#2 Arsenal
It would have been unthinkable to imagine Arsenal in this plight when they lost unluckily to Barcelona in the 2006 Champions League final. 11 years later, manager Arsene Wenger finds himself with a team that has repeatedly failed to mount sustained title challenges, the FA Cup glories of 2014 and 2015 desperately masking a period of underachievement.
In the 2013-14 and 2015-16 season, Arsenal seemed on the cusp of winning the title in the first half of the season, blowing teams away with beautiful football to go with results. Yet, come May, nothing more than a sense of relief seems to pervade throughout Emirates, that too at the meagre achievement of yet another season in the top four.
A confident stroll into the market with £90m+ outlay during the summer of 2016 generated a lot of hype – but it is safe to say any final remaining traces of it have died down in the aftermath of the 5-1 CL humiliation at the hand of Bayern.

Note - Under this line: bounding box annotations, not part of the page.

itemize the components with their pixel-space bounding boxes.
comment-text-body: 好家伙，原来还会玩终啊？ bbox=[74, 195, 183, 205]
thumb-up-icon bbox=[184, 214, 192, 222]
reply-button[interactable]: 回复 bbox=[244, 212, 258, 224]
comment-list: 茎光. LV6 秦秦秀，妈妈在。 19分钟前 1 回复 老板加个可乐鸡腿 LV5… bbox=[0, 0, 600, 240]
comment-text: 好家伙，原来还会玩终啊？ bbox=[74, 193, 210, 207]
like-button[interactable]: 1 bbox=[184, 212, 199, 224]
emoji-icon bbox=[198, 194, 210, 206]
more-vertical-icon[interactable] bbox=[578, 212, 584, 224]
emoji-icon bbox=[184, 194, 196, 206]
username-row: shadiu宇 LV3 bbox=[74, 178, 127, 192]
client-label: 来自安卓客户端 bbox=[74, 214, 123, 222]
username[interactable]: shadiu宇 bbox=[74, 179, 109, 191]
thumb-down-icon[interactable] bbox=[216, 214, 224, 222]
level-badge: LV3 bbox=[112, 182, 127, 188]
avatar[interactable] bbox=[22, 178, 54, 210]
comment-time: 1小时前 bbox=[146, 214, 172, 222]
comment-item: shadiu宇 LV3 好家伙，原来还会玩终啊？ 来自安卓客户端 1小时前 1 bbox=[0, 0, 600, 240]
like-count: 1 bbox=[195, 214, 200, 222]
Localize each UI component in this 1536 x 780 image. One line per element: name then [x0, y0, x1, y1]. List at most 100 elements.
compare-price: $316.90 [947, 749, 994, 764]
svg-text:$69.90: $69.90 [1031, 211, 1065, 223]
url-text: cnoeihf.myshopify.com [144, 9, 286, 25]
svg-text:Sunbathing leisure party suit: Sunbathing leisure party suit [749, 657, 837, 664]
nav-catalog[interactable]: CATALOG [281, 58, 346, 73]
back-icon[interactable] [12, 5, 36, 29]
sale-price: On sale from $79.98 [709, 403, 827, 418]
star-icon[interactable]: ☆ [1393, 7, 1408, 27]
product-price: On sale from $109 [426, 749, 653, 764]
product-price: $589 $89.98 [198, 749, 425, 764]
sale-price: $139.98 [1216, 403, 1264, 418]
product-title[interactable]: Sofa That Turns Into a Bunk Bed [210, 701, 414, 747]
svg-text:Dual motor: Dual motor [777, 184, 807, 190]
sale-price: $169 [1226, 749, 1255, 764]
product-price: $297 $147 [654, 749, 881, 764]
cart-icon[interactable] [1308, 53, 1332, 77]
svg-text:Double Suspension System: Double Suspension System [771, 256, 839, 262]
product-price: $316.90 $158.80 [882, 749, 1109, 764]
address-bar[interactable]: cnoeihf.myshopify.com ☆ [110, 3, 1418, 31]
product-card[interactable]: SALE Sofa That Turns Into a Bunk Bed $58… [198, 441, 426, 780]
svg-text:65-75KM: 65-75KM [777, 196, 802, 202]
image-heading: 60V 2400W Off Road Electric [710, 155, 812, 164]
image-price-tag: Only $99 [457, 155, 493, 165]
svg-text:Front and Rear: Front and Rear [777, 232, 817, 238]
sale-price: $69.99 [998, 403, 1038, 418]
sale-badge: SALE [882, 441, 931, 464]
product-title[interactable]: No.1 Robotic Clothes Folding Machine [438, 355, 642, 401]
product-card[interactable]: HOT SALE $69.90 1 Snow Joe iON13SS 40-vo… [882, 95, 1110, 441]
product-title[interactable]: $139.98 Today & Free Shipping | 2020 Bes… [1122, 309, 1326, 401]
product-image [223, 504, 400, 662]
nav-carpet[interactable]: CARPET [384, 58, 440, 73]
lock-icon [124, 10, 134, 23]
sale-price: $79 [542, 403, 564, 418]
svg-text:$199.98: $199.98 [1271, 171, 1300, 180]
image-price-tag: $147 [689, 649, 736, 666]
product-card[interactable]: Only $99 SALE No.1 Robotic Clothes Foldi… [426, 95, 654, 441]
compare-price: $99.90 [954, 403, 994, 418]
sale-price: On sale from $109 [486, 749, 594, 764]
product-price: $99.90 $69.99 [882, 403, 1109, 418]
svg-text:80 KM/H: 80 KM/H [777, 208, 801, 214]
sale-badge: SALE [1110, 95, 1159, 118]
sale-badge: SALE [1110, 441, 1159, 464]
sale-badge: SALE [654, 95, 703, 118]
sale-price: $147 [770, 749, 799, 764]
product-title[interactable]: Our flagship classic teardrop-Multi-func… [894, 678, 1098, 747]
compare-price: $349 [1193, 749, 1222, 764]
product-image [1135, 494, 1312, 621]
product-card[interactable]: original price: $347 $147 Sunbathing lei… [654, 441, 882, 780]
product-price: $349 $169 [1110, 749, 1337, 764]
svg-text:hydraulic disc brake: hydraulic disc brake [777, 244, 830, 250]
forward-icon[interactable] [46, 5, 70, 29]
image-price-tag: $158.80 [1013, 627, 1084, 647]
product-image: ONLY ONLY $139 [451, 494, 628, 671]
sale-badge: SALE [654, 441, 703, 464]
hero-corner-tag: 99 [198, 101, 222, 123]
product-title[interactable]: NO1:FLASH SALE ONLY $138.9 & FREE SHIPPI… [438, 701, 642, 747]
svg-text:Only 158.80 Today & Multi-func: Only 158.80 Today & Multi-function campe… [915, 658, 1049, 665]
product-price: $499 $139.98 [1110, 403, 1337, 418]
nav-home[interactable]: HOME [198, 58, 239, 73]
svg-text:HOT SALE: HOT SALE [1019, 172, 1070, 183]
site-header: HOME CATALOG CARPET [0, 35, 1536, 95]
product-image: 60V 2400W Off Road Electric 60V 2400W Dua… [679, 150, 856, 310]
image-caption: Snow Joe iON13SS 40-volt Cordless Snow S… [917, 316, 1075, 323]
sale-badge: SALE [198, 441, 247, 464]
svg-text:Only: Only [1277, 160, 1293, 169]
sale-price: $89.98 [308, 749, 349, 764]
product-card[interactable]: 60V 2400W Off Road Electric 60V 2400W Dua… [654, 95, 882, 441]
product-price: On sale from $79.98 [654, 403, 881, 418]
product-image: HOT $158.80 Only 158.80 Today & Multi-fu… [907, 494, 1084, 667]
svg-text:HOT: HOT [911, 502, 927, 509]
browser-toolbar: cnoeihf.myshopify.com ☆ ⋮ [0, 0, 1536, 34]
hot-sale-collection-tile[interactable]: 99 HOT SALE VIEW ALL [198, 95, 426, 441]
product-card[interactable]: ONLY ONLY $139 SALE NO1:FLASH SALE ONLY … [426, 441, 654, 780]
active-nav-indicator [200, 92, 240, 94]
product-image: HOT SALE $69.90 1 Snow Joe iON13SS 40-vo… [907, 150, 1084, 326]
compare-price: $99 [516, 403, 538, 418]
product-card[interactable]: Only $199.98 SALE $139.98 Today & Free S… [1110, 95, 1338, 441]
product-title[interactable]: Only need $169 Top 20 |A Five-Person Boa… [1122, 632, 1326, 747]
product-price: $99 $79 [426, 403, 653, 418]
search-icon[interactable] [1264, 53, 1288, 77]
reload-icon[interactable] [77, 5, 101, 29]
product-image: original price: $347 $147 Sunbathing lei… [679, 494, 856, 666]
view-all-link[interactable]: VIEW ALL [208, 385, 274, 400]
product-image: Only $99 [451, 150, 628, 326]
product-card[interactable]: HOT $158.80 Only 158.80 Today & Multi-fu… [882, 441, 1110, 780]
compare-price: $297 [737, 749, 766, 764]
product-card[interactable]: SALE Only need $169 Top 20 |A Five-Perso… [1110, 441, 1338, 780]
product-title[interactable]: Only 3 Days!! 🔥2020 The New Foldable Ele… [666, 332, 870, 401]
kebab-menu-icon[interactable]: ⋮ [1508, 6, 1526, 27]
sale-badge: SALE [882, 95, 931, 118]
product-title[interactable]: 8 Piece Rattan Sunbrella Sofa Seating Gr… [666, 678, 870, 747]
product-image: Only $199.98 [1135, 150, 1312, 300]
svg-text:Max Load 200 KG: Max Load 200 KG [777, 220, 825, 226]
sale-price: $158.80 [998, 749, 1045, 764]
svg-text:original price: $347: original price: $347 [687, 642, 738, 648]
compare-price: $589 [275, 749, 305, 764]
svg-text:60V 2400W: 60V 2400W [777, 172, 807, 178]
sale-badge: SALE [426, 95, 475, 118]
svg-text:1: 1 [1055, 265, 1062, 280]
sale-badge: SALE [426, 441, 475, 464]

The only sense in which Arsenal has been doing justice to its potential is in business terms. Stan Kroenke might beg to differ, but the decision to offer Arsene another contract at the end of the season represents a lack of ambition and vision.
It is difficult to remember the last time Arsenal finished a season with all its fans happy. With the time and stability that has been granted to Wenger (and of late, the money), he is fast running out of excuses for underachieving in England as well as Europe.
A squad featuring a very strong spine in Cech, Koscielny, Bellerin, Cazorla, Ozil and Sanchez must simply do much better – at the very least, they should do better than conceding the title by 10 points to Leicester City.